As Ubisoft is wont to do, it is committing resources to new hardware with a pair of virtual reality titles. We got another look at Eagle Flight, this time though a multiplayer capture-the-flag mode with Oculus’ Palmer Luckey. We were also introduced to Star Trek: Bridge Crew, where four players can don VR headsets and simulate the experience of being on the Star Trek bridge. The potential of this idea may be sunk by the reality of having four people in the one space, each with separate PCs and VR headsets.

Aside from that, there were trailers for: Grow Up, a space-venturing sequel to last year’s quietly successful platformer Grow Home; the Survival expansion for The Division, which I’m not sure how it’s different to the rest of the game; and for Trials of the Blood Dragon, a mash up of Trials’ mechanics and Blood Dragon’s aesthetic. Watching those two march on stage in gaudy matching tracksuits explains so, so much about their respective games.

Because Assassin’s Creed is taking the year off, we’ll instead be parkouring in modern-day San Francisco in Watch Dogs 2. Missions and gameplay appear to iterate on the first title. But contrary to to flat and featureless tone of the original, Watch Dogs 2 appears to have some semblance of personality. Sure, its interpretation of hackers is a very early-00s one, but it has the potential to come off as goofy and enjoyable enough. Ubisoft would want this to be the case, given it also announced that a Watch Dogs movie is in the works.

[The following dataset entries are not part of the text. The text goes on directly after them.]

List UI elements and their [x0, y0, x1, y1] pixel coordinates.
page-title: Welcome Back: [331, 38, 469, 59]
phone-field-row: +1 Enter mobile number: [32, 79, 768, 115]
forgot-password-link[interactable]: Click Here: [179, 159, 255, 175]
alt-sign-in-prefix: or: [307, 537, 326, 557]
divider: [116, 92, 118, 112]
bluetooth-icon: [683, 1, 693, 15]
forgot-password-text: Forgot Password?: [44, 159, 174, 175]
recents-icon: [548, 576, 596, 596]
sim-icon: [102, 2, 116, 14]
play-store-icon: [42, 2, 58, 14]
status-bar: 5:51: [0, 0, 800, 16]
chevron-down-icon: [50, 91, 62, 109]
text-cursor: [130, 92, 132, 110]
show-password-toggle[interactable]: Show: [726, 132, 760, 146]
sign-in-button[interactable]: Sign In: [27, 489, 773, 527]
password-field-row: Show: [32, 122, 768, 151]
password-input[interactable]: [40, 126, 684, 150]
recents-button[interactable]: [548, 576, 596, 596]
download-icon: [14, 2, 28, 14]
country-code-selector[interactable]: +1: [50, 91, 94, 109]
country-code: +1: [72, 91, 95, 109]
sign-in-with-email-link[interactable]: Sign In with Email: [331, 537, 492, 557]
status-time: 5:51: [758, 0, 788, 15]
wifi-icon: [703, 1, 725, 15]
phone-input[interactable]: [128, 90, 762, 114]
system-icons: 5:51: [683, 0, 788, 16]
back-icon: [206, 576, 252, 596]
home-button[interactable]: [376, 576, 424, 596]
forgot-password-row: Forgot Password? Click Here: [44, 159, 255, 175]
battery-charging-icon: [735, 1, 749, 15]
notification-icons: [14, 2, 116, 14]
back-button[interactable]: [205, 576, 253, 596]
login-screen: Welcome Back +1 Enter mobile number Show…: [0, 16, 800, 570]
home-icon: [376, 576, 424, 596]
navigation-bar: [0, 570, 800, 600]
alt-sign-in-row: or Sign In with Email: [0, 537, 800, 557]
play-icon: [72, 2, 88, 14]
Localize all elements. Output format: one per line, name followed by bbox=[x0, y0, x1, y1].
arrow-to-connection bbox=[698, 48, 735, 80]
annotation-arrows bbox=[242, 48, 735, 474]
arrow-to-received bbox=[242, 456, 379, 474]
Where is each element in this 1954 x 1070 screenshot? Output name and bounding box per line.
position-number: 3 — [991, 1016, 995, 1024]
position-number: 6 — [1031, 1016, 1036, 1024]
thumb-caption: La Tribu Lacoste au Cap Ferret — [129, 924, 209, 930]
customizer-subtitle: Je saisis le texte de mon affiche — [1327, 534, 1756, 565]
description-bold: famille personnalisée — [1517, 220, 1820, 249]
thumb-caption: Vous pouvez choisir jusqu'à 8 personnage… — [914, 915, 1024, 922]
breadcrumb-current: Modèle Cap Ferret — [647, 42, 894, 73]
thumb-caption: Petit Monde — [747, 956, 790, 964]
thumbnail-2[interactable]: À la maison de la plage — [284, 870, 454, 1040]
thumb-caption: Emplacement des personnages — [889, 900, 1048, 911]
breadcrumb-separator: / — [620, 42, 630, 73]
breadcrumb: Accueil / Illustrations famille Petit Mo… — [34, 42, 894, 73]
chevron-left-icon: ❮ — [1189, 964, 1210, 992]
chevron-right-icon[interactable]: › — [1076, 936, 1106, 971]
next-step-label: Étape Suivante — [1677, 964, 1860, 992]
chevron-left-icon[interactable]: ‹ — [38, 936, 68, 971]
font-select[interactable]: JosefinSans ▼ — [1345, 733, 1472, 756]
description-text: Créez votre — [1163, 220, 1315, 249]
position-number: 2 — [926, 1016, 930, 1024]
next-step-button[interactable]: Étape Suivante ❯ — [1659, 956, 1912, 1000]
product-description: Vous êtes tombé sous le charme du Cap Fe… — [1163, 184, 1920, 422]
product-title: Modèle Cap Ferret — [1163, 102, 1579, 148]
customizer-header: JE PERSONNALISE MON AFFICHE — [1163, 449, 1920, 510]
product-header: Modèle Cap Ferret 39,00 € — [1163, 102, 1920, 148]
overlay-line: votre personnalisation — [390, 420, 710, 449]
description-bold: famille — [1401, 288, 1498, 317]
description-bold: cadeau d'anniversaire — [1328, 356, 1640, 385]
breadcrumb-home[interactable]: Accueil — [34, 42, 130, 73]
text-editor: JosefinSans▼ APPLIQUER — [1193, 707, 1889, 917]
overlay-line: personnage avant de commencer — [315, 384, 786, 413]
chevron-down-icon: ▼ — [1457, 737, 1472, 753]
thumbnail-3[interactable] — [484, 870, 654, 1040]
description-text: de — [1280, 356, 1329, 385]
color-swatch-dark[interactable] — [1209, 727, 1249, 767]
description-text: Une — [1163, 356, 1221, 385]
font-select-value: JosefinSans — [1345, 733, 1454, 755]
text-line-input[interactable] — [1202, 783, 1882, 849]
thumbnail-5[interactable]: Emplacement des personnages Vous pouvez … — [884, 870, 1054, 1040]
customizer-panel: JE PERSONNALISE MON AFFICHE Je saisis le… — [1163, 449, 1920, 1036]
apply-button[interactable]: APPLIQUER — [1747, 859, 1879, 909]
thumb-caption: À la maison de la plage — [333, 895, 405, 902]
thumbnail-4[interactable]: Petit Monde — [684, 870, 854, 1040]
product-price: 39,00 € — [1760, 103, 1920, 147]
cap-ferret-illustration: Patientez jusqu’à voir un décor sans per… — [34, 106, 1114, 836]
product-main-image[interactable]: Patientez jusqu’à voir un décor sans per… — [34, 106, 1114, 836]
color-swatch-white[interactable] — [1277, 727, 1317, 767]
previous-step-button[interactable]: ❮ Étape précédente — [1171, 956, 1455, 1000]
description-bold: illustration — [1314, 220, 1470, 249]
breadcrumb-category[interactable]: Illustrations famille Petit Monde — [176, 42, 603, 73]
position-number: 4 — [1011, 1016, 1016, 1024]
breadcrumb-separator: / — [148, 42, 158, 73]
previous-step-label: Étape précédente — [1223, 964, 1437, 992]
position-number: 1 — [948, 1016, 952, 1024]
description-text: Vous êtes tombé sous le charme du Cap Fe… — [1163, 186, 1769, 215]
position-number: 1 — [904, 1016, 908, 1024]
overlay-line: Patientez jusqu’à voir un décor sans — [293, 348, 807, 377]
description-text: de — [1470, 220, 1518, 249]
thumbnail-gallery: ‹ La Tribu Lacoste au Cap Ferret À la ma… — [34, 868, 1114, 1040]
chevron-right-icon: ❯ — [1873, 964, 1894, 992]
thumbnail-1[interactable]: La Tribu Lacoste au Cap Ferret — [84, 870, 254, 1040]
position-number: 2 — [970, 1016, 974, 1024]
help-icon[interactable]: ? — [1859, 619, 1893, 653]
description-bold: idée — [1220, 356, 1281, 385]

Closing things off was not a debut trailer for a third person shooter or action-adventure, but for Steep, an open world extreme snow sports game. Players will be able to snowboard, ski, parasail and glide around the French alps, challenging friends and online players along the way in seemingly organic routes. As much as I want to roll my eyes at the game’s Red Bull promo aspirations, the brutal bone-cracking sounds whenever a player bails provides some hope of slapstick fun.

No other company would end their conference on this type of game, this untested IP. Then again, not many other companies have a slate of games that range from earnest-to-a-fault to comically absurdist. Like its press conferences, Ubisoft’s output might not always succeed in its intentions, but it has always at the very least been worth watching.